Hernández, J. C., Comas-Pagán, M., Jiménez, A., & Blas, S. (2017). Caloric contribution of imported and locally produced food in Puerto Rico. The Journal of Agriculture of the University of Puerto Rico, 101(1), 121–141.


The aim of this article is to evaluate the caloric contribution of the top imported and locally produced foods in Puerto Rico. Data from the USDA and Puerto Rico Planning Board were used to estimate caloric needs in different demographic groups and projected until 2025. In analyzing Puerto Rican produce, the caloric contribution of local production was estimated to be around 18 percent. By contrast, when the caloric contribution of 50 foods imported and produced in Puerto Rico was evaluated, these foods account for 115 percent of the calories needed daily for the population to maintain a normal weight. Sugar, rice, vegetable oil, milk and corn make the greatest contribution to the Puerto Rican diet, representing an estimated 58 percent of average number of calories that Puerto Ricans should consume.

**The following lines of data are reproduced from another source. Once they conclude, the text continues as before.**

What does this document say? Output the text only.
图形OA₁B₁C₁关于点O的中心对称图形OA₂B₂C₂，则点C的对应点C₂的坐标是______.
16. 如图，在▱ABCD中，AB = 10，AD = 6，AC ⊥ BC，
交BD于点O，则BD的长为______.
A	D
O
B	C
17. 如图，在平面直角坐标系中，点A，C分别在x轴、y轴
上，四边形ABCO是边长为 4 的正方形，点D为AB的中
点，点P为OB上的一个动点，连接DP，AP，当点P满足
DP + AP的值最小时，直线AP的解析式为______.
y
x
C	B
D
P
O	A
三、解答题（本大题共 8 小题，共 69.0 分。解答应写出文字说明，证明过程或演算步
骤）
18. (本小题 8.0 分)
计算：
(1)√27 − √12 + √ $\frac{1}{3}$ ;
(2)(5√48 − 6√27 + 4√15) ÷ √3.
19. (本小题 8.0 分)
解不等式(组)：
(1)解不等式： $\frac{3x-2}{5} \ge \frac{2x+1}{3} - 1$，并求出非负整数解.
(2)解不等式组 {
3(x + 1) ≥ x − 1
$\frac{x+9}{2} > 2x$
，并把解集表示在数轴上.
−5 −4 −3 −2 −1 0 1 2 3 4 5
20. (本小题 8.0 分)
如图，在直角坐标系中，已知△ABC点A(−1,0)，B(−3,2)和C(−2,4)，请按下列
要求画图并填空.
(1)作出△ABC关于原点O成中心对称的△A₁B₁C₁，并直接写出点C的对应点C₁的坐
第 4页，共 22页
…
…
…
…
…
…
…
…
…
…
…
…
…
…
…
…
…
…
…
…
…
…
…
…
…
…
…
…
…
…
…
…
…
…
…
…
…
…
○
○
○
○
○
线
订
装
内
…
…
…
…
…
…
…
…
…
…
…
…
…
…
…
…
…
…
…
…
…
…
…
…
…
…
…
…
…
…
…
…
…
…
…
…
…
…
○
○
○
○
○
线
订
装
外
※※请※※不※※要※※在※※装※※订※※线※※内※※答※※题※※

The distribution of calories identified in these 50 articles consumed in Puerto Rico (e.g., fruits, vegetables, dairy products, proteins, carbohydrates, etc.) shows serious discrepancies from the distribution suggested by the 2015-2020 Dietary Guidelines developed by experts of the U.S. Department of Health and Human Services and the U.S. Department of Agriculture. For example, 34 percent of the calories consumed in Puerto Rico correspond to foods high in sugar and fat.